Please send the manuscript proposals directly to the session organizer,
Dr. Alberto Garcia-Ortiz, agarcia@mes.tu-darmstadt.de
.

A tutorial on "Motion Analysis and Video Understanding" given by Dr. Alexandra Branzan Albu, Computer and Vision Systems Laboratory, Laval University, Canada is planned for 13 July 2005, 16:00-19:00.

Tutorial Audience:
This tutorial is intended for people involved in signal, image and video processing (researchers and engineers), as well as for undergraduate students possessing basic knowledge in the field of signal processing.
Tutorial description:
A fundamental property of biological vision systems is their capacity to sense and interpret motion. This information is crucial for controlling the self-motion in the real world, as well as for detecting the motion of other objects belonging to the observed scene. While motion information is embedded in the optical flow generated by real scenes, apparent motion can be perceived from a sequence of static images, commonly known as a video sequence.

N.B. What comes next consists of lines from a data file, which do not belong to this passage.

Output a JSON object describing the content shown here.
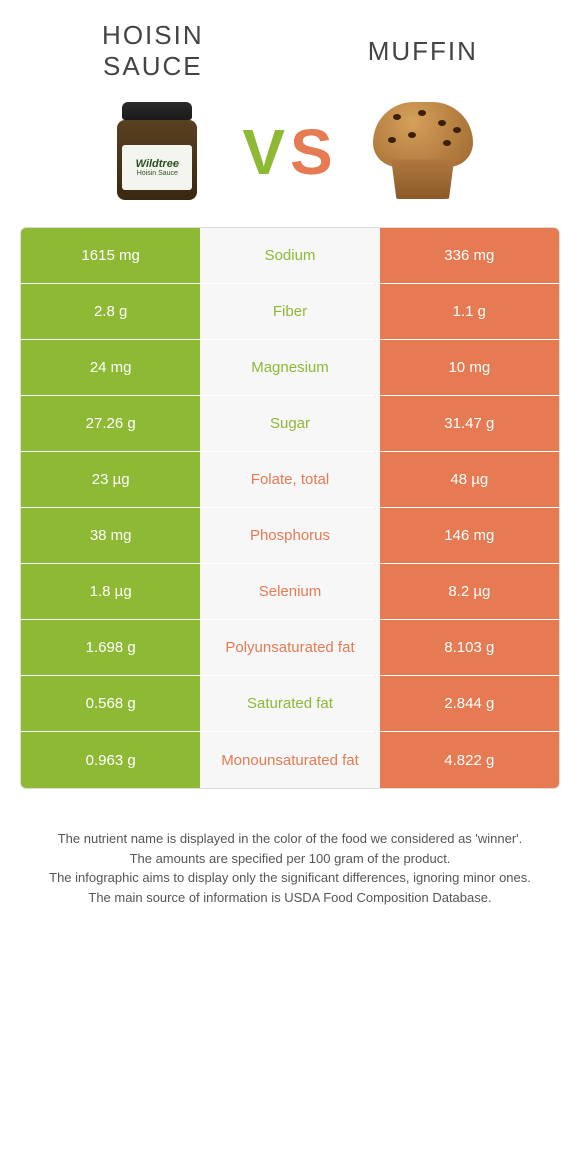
{
  "foods": {
    "left": {
      "name": "Hoisin\nsauce",
      "color": "#8eb935"
    },
    "right": {
      "name": "Muffin",
      "color": "#e67a52"
    }
  },
  "vs_text": {
    "v": "V",
    "s": "S"
  },
  "jar_label": {
    "brand": "Wildtree",
    "product": "Hoisin Sauce"
  },
  "table": {
    "rows": [
      {
        "left": "1615 mg",
        "label": "Sodium",
        "right": "336 mg",
        "winner": "green"
      },
      {
        "left": "2.8 g",
        "label": "Fiber",
        "right": "1.1 g",
        "winner": "green"
      },
      {
        "left": "24 mg",
        "label": "Magnesium",
        "right": "10 mg",
        "winner": "green"
      },
      {
        "left": "27.26 g",
        "label": "Sugar",
        "right": "31.47 g",
        "winner": "green"
      },
      {
        "left": "23 µg",
        "label": "Folate, total",
        "right": "48 µg",
        "winner": "orange"
      },
      {
        "left": "38 mg",
        "label": "Phosphorus",
        "right": "146 mg",
        "winner": "orange"
      },
      {
        "left": "1.8 µg",
        "label": "Selenium",
        "right": "8.2 µg",
        "winner": "orange"
      },
      {
        "left": "1.698 g",
        "label": "Polyunsaturated fat",
        "right": "8.103 g",
        "winner": "orange"
      },
      {
        "left": "0.568 g",
        "label": "Saturated fat",
        "right": "2.844 g",
        "winner": "green"
      },
      {
        "left": "0.963 g",
        "label": "Monounsaturated fat",
        "right": "4.822 g",
        "winner": "orange"
      }
    ]
  },
  "footer": {
    "line1": "The nutrient name is displayed in the color of the food we considered as 'winner'.",
    "line2": "The amounts are specified per 100 gram of the product.",
    "line3": "The infographic aims to display only the significant differences, ignoring minor ones.",
    "line4": "The main source of information is USDA Food Composition Database."
  },
  "colors": {
    "green": "#8eb935",
    "orange": "#e67a52",
    "bg": "#ffffff",
    "mid_bg": "#f7f7f7"
  }
}
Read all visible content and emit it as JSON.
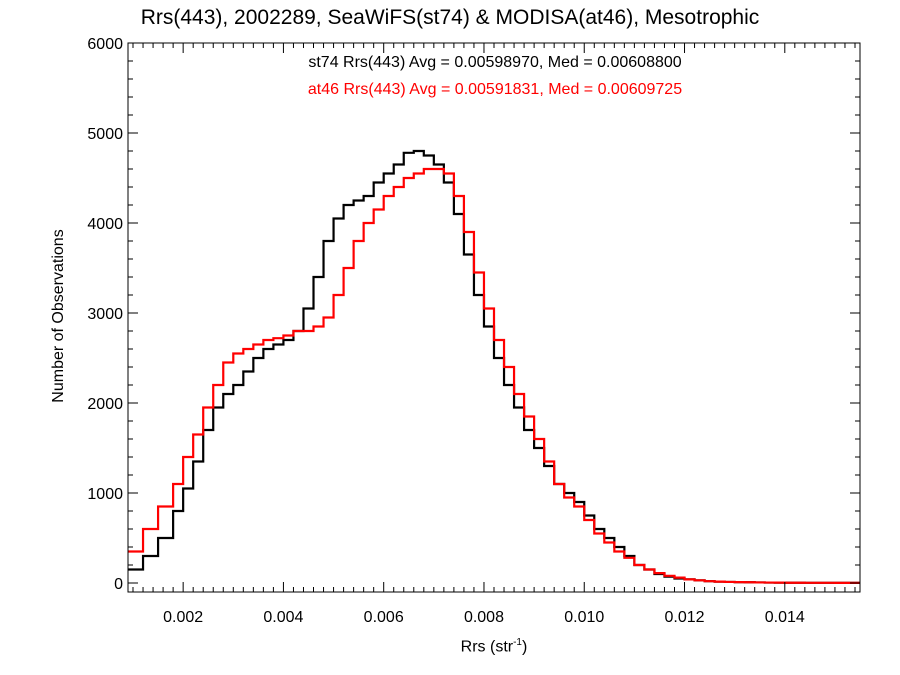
{
  "chart_data": {
    "type": "line",
    "step": true,
    "title": "Rrs(443), 2002289, SeaWiFS(st74) & MODISA(at46), Mesotrophic",
    "xlabel_main": "Rrs (str",
    "xlabel_sup": "-1",
    "xlabel_tail": ")",
    "ylabel": "Number of Observations",
    "xlim": [
      0.0009,
      0.0155
    ],
    "ylim": [
      -100,
      6000
    ],
    "xticks": [
      0.002,
      0.004,
      0.006,
      0.008,
      0.01,
      0.012,
      0.014
    ],
    "xtick_labels": [
      "0.002",
      "0.004",
      "0.006",
      "0.008",
      "0.010",
      "0.012",
      "0.014"
    ],
    "yticks": [
      0,
      1000,
      2000,
      3000,
      4000,
      5000,
      6000
    ],
    "ytick_labels": [
      "0",
      "1000",
      "2000",
      "3000",
      "4000",
      "5000",
      "6000"
    ],
    "grid": false,
    "annotations": [
      {
        "text": "st74 Rrs(443) Avg = 0.00598970, Med = 0.00608800",
        "color": "#000000"
      },
      {
        "text": "at46 Rrs(443) Avg = 0.00591831, Med = 0.00609725",
        "color": "#ff0000"
      }
    ],
    "series": [
      {
        "color": "#000000",
        "x": [
          0.0009,
          0.0012,
          0.0015,
          0.0018,
          0.002,
          0.0022,
          0.0024,
          0.0026,
          0.0028,
          0.003,
          0.0032,
          0.0034,
          0.0036,
          0.0038,
          0.004,
          0.0042,
          0.0044,
          0.0046,
          0.0048,
          0.005,
          0.0052,
          0.0054,
          0.0056,
          0.0058,
          0.006,
          0.0062,
          0.0064,
          0.0066,
          0.0068,
          0.007,
          0.0072,
          0.0074,
          0.0076,
          0.0078,
          0.008,
          0.0082,
          0.0084,
          0.0086,
          0.0088,
          0.009,
          0.0092,
          0.0094,
          0.0096,
          0.0098,
          0.01,
          0.0102,
          0.0104,
          0.0106,
          0.0108,
          0.011,
          0.0112,
          0.0114,
          0.0116,
          0.0118,
          0.012,
          0.0122,
          0.0124,
          0.0126,
          0.0128,
          0.013,
          0.0132,
          0.0134,
          0.0136,
          0.0138,
          0.014,
          0.0142,
          0.0144,
          0.0146,
          0.0148,
          0.015,
          0.0152,
          0.0154,
          0.0155
        ],
        "y": [
          150,
          300,
          500,
          800,
          1050,
          1350,
          1700,
          1950,
          2100,
          2200,
          2350,
          2500,
          2600,
          2650,
          2700,
          2800,
          3050,
          3400,
          3800,
          4050,
          4200,
          4250,
          4300,
          4450,
          4550,
          4650,
          4780,
          4800,
          4750,
          4650,
          4450,
          4100,
          3650,
          3200,
          2850,
          2500,
          2200,
          1950,
          1700,
          1500,
          1300,
          1100,
          1000,
          900,
          750,
          600,
          500,
          400,
          300,
          200,
          150,
          100,
          70,
          50,
          40,
          30,
          20,
          15,
          12,
          10,
          8,
          6,
          5,
          4,
          3,
          3,
          2,
          2,
          2,
          1,
          1,
          1,
          1
        ]
      },
      {
        "color": "#ff0000",
        "x": [
          0.0009,
          0.0012,
          0.0015,
          0.0018,
          0.002,
          0.0022,
          0.0024,
          0.0026,
          0.0028,
          0.003,
          0.0032,
          0.0034,
          0.0036,
          0.0038,
          0.004,
          0.0042,
          0.0044,
          0.0046,
          0.0048,
          0.005,
          0.0052,
          0.0054,
          0.0056,
          0.0058,
          0.006,
          0.0062,
          0.0064,
          0.0066,
          0.0068,
          0.007,
          0.0072,
          0.0074,
          0.0076,
          0.0078,
          0.008,
          0.0082,
          0.0084,
          0.0086,
          0.0088,
          0.009,
          0.0092,
          0.0094,
          0.0096,
          0.0098,
          0.01,
          0.0102,
          0.0104,
          0.0106,
          0.0108,
          0.011,
          0.0112,
          0.0114,
          0.0116,
          0.0118,
          0.012,
          0.0122,
          0.0124,
          0.0126,
          0.0128,
          0.013,
          0.0132,
          0.0134,
          0.0136,
          0.0138,
          0.014,
          0.0142,
          0.0144,
          0.0146,
          0.0148,
          0.015,
          0.0152,
          0.0154,
          0.0155
        ],
        "y": [
          350,
          600,
          850,
          1100,
          1400,
          1650,
          1950,
          2200,
          2450,
          2550,
          2600,
          2650,
          2700,
          2720,
          2750,
          2800,
          2800,
          2850,
          2950,
          3200,
          3500,
          3800,
          4000,
          4150,
          4300,
          4400,
          4500,
          4550,
          4600,
          4600,
          4550,
          4300,
          3900,
          3450,
          3050,
          2700,
          2400,
          2100,
          1850,
          1600,
          1350,
          1100,
          950,
          850,
          700,
          550,
          450,
          350,
          280,
          200,
          150,
          110,
          80,
          60,
          40,
          30,
          20,
          15,
          12,
          10,
          8,
          6,
          5,
          4,
          3,
          3,
          2,
          2,
          2,
          1,
          1,
          1,
          1
        ]
      }
    ]
  }
}
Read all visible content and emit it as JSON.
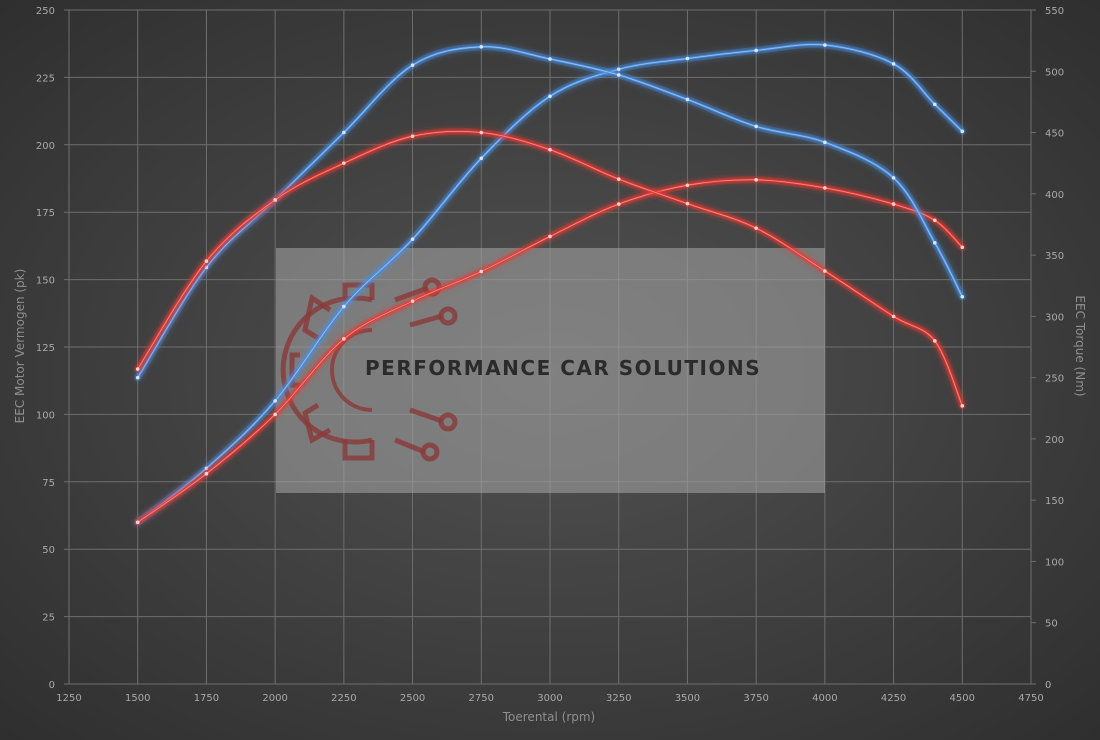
{
  "chart_data": {
    "type": "line",
    "title": "",
    "xlabel": "Toerental (rpm)",
    "ylabel_left": "EEC Motor Vermogen (pk)",
    "ylabel_right": "EEC Torque (Nm)",
    "xlim": [
      1250,
      4750
    ],
    "ylim_left": [
      0,
      250
    ],
    "ylim_right": [
      0,
      550
    ],
    "x_ticks": [
      1250,
      1500,
      1750,
      2000,
      2250,
      2500,
      2750,
      3000,
      3250,
      3500,
      3750,
      4000,
      4250,
      4500,
      4750
    ],
    "y_ticks_left": [
      0,
      25,
      50,
      75,
      100,
      125,
      150,
      175,
      200,
      225,
      250
    ],
    "y_ticks_right": [
      0,
      50,
      100,
      150,
      200,
      250,
      300,
      350,
      400,
      450,
      500,
      550
    ],
    "grid": true,
    "legend": "none",
    "series": [
      {
        "axis": "left",
        "color": "#4a90e2",
        "x": [
          1500,
          1750,
          2000,
          2250,
          2500,
          2750,
          3000,
          3250,
          3500,
          3750,
          4000,
          4250,
          4400,
          4500
        ],
        "values": [
          60,
          80,
          105,
          140,
          165,
          195,
          218,
          228,
          232,
          235,
          237,
          230,
          215,
          205
        ]
      },
      {
        "axis": "left",
        "color": "#e53935",
        "x": [
          1500,
          1750,
          2000,
          2250,
          2500,
          2750,
          3000,
          3250,
          3500,
          3750,
          4000,
          4250,
          4400,
          4500
        ],
        "values": [
          60,
          78,
          100,
          128,
          142,
          153,
          166,
          178,
          185,
          187,
          184,
          178,
          172,
          162
        ]
      },
      {
        "axis": "right",
        "color": "#4a90e2",
        "x": [
          1500,
          1750,
          2000,
          2250,
          2500,
          2750,
          3000,
          3250,
          3500,
          3750,
          4000,
          4250,
          4400,
          4500
        ],
        "values": [
          250,
          340,
          395,
          450,
          505,
          520,
          510,
          497,
          477,
          455,
          442,
          413,
          360,
          316
        ]
      },
      {
        "axis": "right",
        "color": "#e53935",
        "x": [
          1500,
          1750,
          2000,
          2250,
          2500,
          2750,
          3000,
          3250,
          3500,
          3750,
          4000,
          4250,
          4400,
          4500
        ],
        "values": [
          257,
          345,
          395,
          425,
          447,
          450,
          436,
          412,
          392,
          372,
          337,
          300,
          280,
          227
        ]
      }
    ]
  },
  "watermark": {
    "text": "PERFORMANCE CAR SOLUTIONS"
  }
}
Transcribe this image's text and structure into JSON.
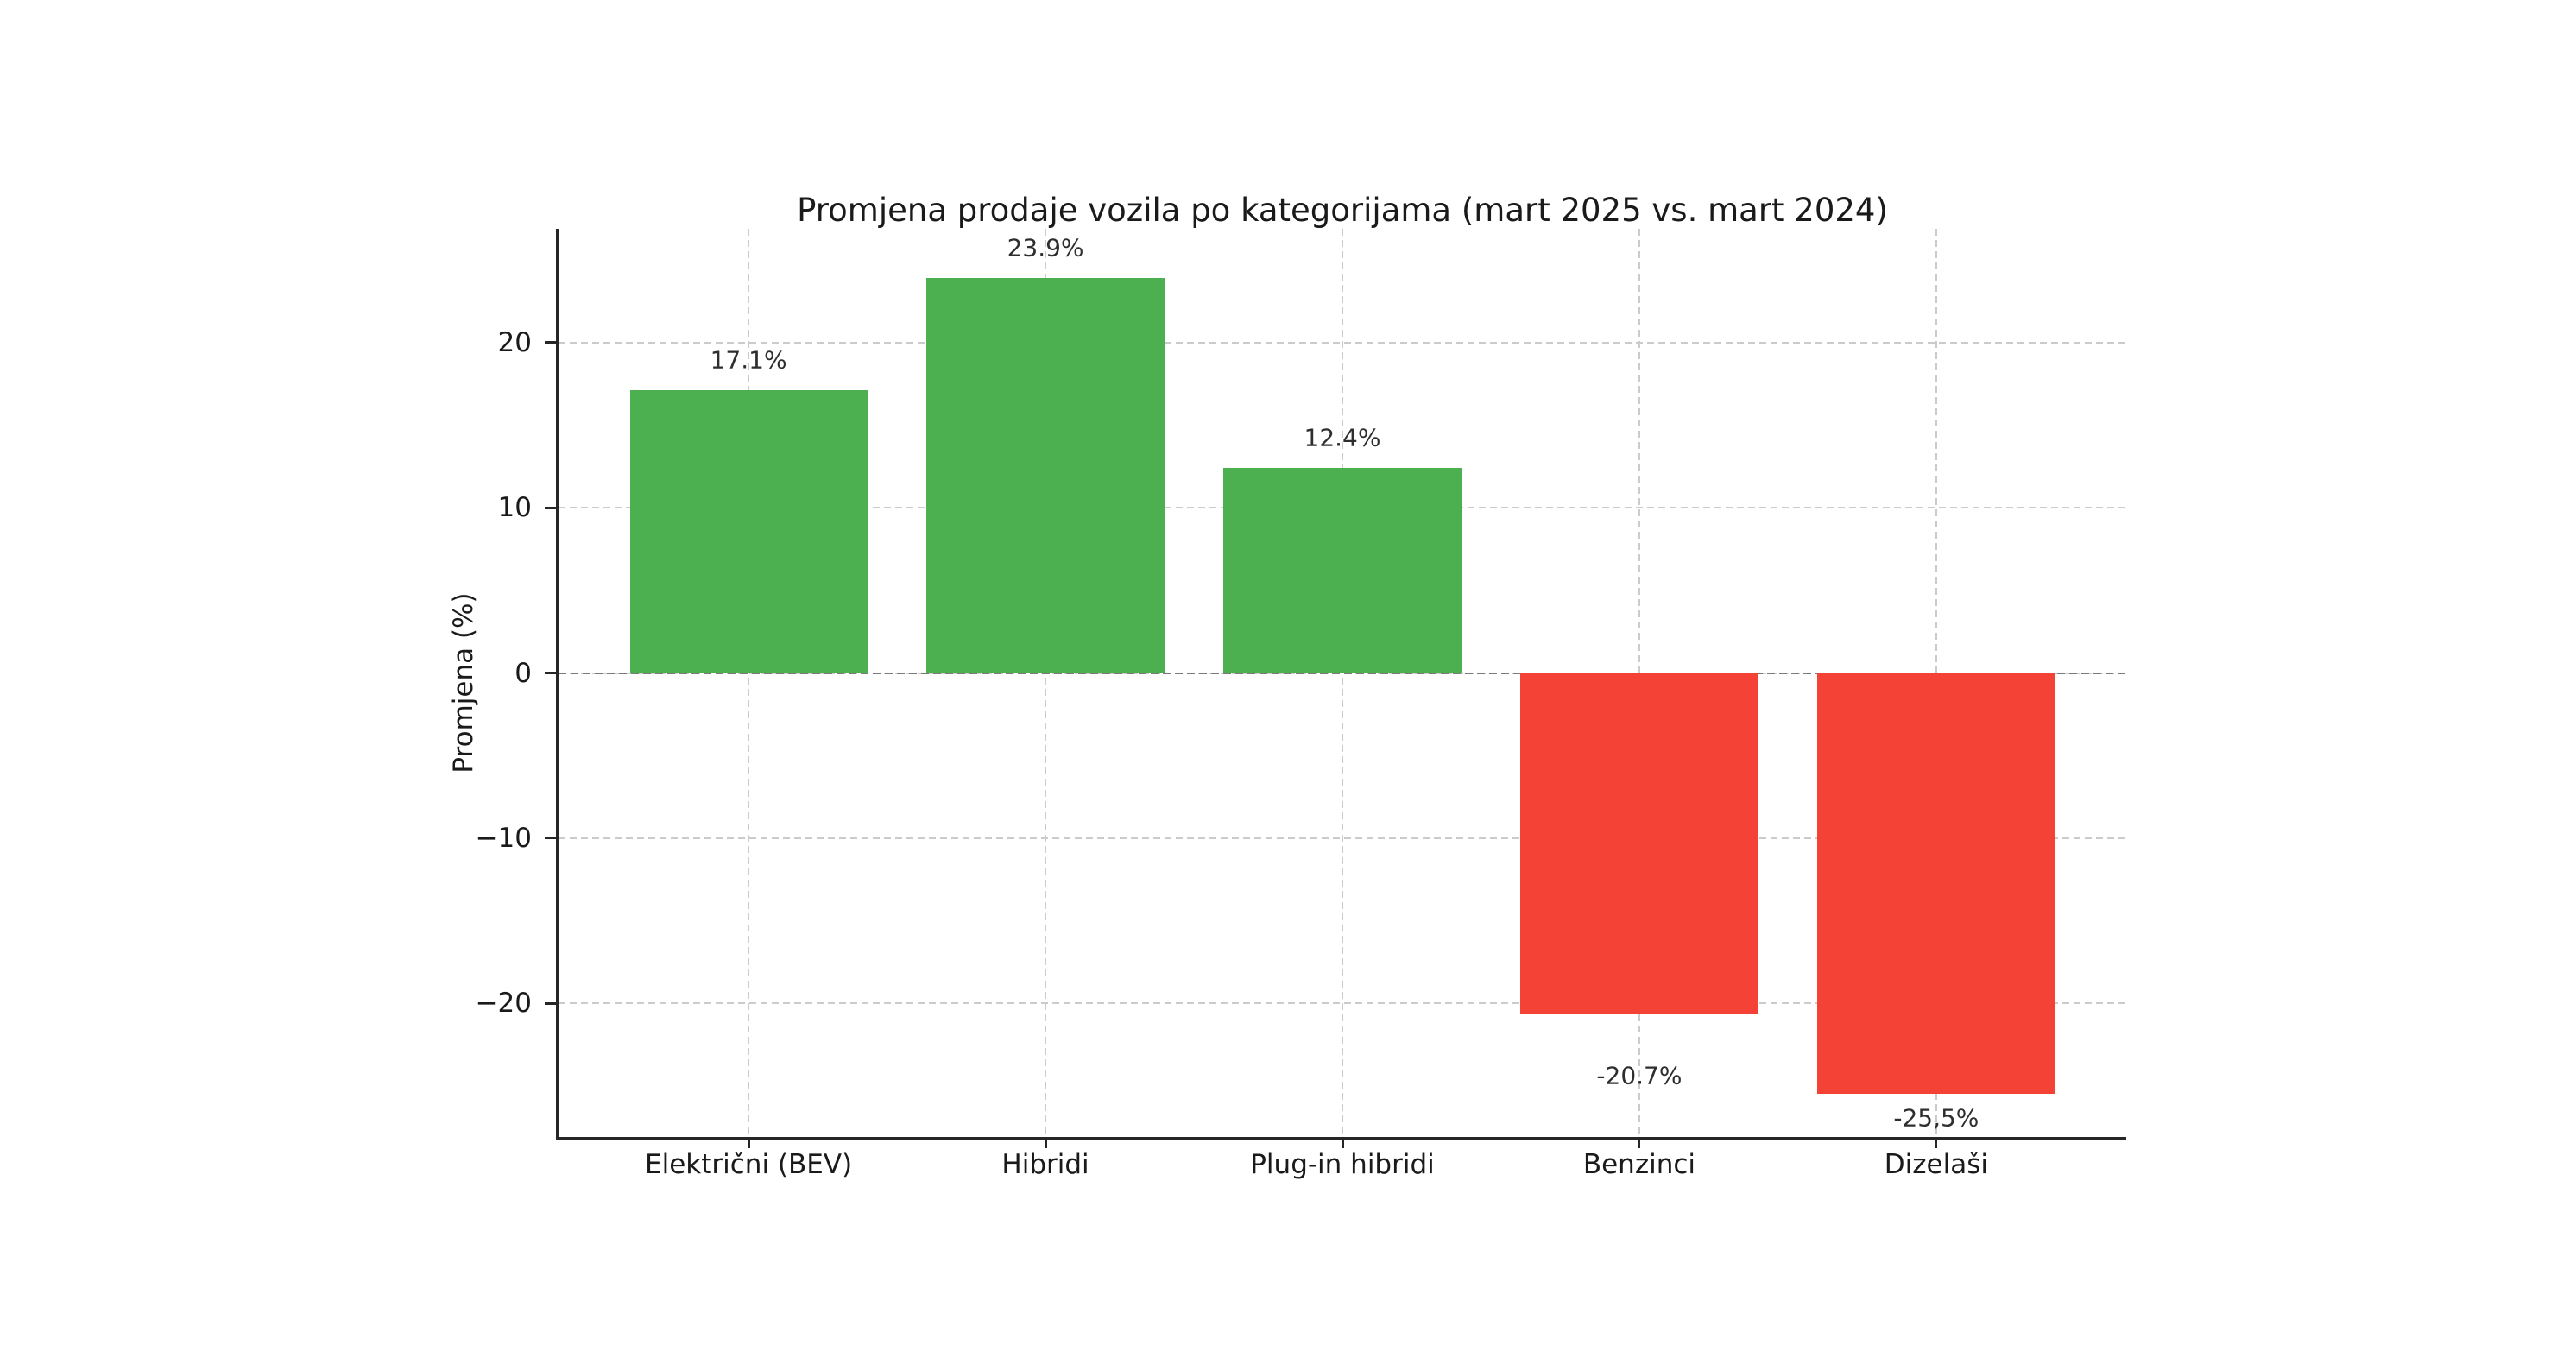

In computer vision, the analysis of video sequences is required in a variety of applications, such as measuring rigid, articulated or non-rigid motion, object tracking and real-time event detection. Moreover, the recognition of motion from video sequences represents a central task of intelligent computer vision-based systems. For example, perceptual interfaces require real-time hand gestures and/or facial expressions recognition.
The main objective of this tutorial is to provide an in depth introduction to the domain of video understanding, and to outline fundamental techniques for motion analysis, modeling and recognition. Several applications in surveillance, biometrics and medical imaging will be also discussed in detail.
Tentative topics:
- Motion perception in biological systems.
- Extraction and spatiotemporal representation of motion information in computer vision.
- Models for rigid and articulated motion. Applications in surveillance systems.
- Deformable motion models applied in medical imaging.
- Motion recognition. Algorithms and performance evaluation.